Miglustat is under clinical development by Johnson & Johnson and currently in the Phase II in clinical pathway. The characteristics of the clinical trial as well as other attributes related to the drug, regulations, and company play a fundamental role in ensuring the likelihood of transition that the drug moves from its current development stage to next.

According to GlobalData, the latest event to affect Miglustat’s likelihood of approval (LoA) and phase transition for Gaucher Disease Type III took place on 04 Feb 2021, which increased the likelihood that the drug progresses to the next phase in its clinical pathway and increased the likelihood of final approval for this indication.

GlobalData uses proprietary data and analytics to provide a complete picture of this assessment in their Miglustat Likelihood of Approval (LoA) and Phase Transition Success Rate (PTSR) Report.

Miglustat overview

Miglustat (Zavesca) is a glucosylceramide synthase inhibitor class of drug. It is formulated as hard gelatin capsule for oral route of administration. It is indicated for the treatment of mild to moderate type 1 Gaucher disease in patients who cannot be treated with enzyme replacement therapy. It is also approved to slow the progression of neurological manifestations in adult and pediatric patients with Niemann-Pick Type C disease.

Miglustat is under development for the treatment of Gaucher's disease type III. It was under development for the treatment of Niemann-Pick type C (NP-C) disease, acute infantile onset GM2 gangliosidosis, Fabry disease and cystic fibrosis.

Johnson & Johnson overview

Johnson & Johnson (J&J) researches, develops, manufactures, and sells pharmaceutical products, medical devices, and consumer products. The company provides pharmaceuticals for immune diseases, cancer, neurological disorders, infectious, cardiovascular and metabolic diseases; consumer products in oral care, baby care, beauty, over-the-counter (OTC) medicines, women’s health and wound care categories; and medical devices for use in the cardiovascular, orthopaedic, general surgery and vision care fields. J&J distributes pharmaceutical and medical products to retailers, wholesalers, health care professionals and hospitals; and offers consumer products through retail outlets and distributors. The company offers its products in the US; Europe; Asia-Pacific and Africa; and Western Hemisphere (excluding the US). J&J is headquartered in New Brunswick, New Jersey, the US.

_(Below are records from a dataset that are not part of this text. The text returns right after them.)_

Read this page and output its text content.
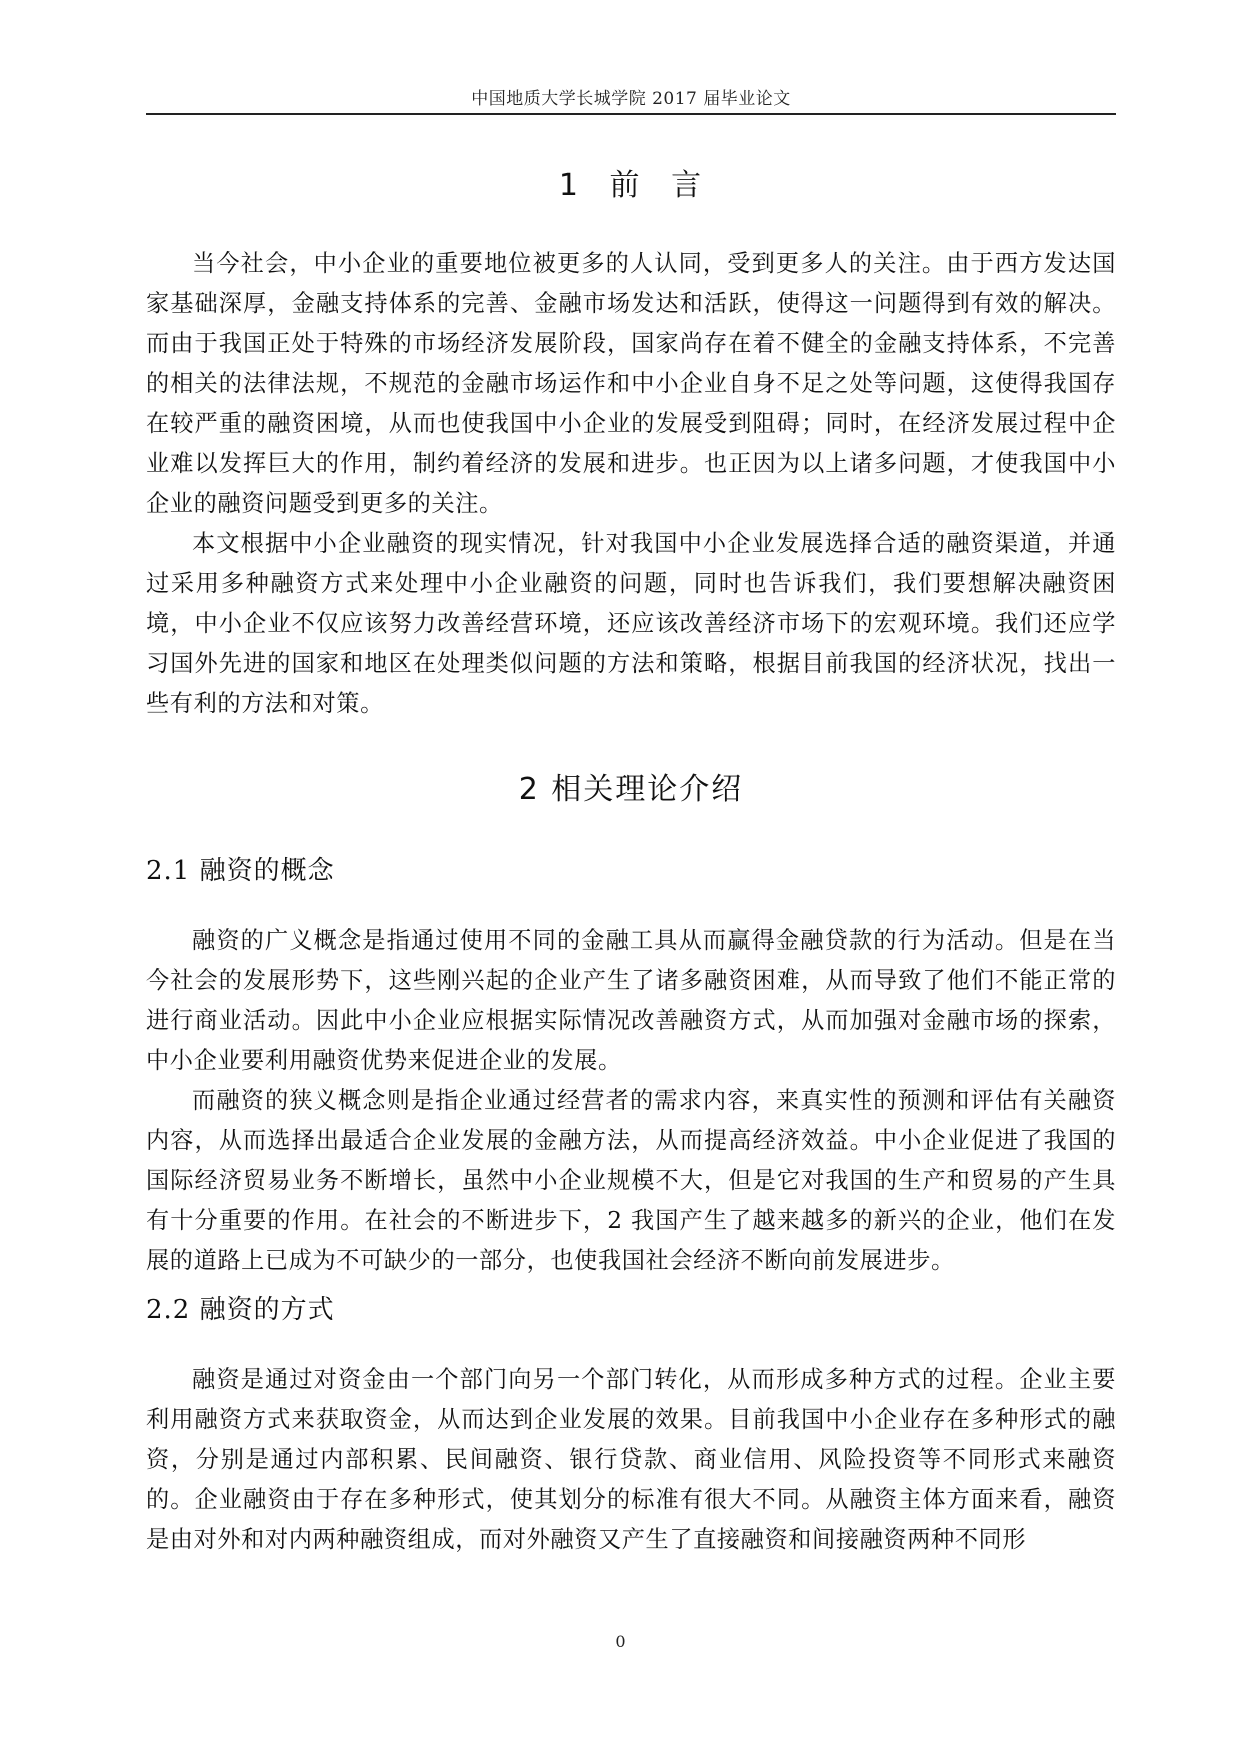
中国地质大学长城学院 2017 届毕业论文
1 前 言

当今社会，中小企业的重要地位被更多的人认同，受到更多人的关注。由于西方发达国家基础深厚，金融支持体系的完善、金融市场发达和活跃，使得这一问题得到有效的解决。而由于我国正处于特殊的市场经济发展阶段，国家尚存在着不健全的金融支持体系，不完善的相关的法律法规，不规范的金融市场运作和中小企业自身不足之处等问题，这使得我国存在较严重的融资困境，从而也使我国中小企业的发展受到阻碍；同时，在经济发展过程中企业难以发挥巨大的作用，制约着经济的发展和进步。也正因为以上诸多问题，才使我国中小企业的融资问题受到更多的关注。

本文根据中小企业融资的现实情况，针对我国中小企业发展选择合适的融资渠道，并通过采用多种融资方式来处理中小企业融资的问题，同时也告诉我们，我们要想解决融资困境，中小企业不仅应该努力改善经营环境，还应该改善经济市场下的宏观环境。我们还应学习国外先进的国家和地区在处理类似问题的方法和策略，根据目前我国的经济状况，找出一些有利的方法和对策。

2 相关理论介绍
2.1 融资的概念

融资的广义概念是指通过使用不同的金融工具从而赢得金融贷款的行为活动。但是在当今社会的发展形势下，这些刚兴起的企业产生了诸多融资困难，从而导致了他们不能正常的进行商业活动。因此中小企业应根据实际情况改善融资方式，从而加强对金融市场的探索，中小企业要利用融资优势来促进企业的发展。

而融资的狭义概念则是指企业通过经营者的需求内容，来真实性的预测和评估有关融资内容，从而选择出最适合企业发展的金融方法，从而提高经济效益。中小企业促进了我国的国际经济贸易业务不断增长，虽然中小企业规模不大，但是它对我国的生产和贸易的产生具有十分重要的作用。在社会的不断进步下，2 我国产生了越来越多的新兴的企业，他们在发展的道路上已成为不可缺少的一部分，也使我国社会经济不断向前发展进步。

2.2 融资的方式

融资是通过对资金由一个部门向另一个部门转化，从而形成多种方式的过程。企业主要利用融资方式来获取资金，从而达到企业发展的效果。目前我国中小企业存在多种形式的融资，分别是通过内部积累、民间融资、银行贷款、商业信用、风险投资等不同形式来融资的。企业融资由于存在多种形式，使其划分的标准有很大不同。从融资主体方面来看，融资是由对外和对内两种融资组成，而对外融资又产生了直接融资和间接融资两种不同形

0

Quick View Miglustat LOA Data

Report Segments
  • Innovator (NME)
Drug Name
  • Miglustat
Administration Pathway
  • Oral
Therapeutic Areas
  • Genetic Disorders
  • Respiratory
Key Developers
Highest Development Stage
  • Marketed

GlobalData, the leading provider of industry intelligence, provided the underlying data, research, and analysis used to produce this article.

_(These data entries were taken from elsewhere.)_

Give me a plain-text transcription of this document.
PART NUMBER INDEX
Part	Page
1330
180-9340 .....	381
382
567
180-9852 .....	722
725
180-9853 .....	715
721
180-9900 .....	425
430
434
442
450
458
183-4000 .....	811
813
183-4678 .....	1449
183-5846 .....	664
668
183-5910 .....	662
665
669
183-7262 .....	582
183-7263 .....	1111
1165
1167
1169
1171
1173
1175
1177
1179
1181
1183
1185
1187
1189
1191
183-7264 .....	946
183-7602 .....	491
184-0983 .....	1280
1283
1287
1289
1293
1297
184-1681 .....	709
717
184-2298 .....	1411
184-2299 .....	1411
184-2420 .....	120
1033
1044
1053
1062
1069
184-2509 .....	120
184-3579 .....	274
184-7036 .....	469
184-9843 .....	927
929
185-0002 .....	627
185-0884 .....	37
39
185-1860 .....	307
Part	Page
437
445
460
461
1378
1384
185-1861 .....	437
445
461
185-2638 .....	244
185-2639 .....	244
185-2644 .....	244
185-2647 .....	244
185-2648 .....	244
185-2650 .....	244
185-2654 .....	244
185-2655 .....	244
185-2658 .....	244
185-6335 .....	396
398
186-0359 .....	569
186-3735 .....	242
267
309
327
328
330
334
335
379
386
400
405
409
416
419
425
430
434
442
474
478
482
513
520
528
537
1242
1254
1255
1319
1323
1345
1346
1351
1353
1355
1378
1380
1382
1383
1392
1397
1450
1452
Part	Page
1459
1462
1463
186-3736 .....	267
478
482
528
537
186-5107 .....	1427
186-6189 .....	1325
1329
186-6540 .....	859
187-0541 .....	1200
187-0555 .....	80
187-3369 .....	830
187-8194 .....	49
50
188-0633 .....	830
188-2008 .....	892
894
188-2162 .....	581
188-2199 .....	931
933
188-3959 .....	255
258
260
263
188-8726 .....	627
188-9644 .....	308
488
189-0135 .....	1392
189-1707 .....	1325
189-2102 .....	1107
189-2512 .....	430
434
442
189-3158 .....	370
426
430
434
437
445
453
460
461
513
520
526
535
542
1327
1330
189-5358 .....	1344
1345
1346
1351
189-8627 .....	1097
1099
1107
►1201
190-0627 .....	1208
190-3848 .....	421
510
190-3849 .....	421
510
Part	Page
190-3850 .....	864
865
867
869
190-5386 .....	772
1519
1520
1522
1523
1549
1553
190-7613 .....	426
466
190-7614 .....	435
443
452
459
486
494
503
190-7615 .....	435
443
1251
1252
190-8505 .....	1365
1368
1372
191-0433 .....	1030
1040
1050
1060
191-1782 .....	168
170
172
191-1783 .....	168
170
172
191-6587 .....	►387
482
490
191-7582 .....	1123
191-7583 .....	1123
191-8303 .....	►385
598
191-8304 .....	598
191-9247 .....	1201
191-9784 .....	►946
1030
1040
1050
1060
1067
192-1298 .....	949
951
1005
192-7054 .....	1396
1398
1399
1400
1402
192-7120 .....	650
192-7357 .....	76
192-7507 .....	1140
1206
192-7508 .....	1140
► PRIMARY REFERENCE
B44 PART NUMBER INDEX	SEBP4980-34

GlobalData’s Likelihood of Approval analytics tool dynamically assesses and predicts how likely a drug will move to the next stage in its clinical pathway (PTSR), as well as how likely the drug will be approved (LoA). This is based on a proprietary algorithm built from the drugs’ sales forecast, regulatory milestones, cost forecasts, WACC rate and other proprietary data sources found on GlobalData’s Pharmaceutical Intelligence Center.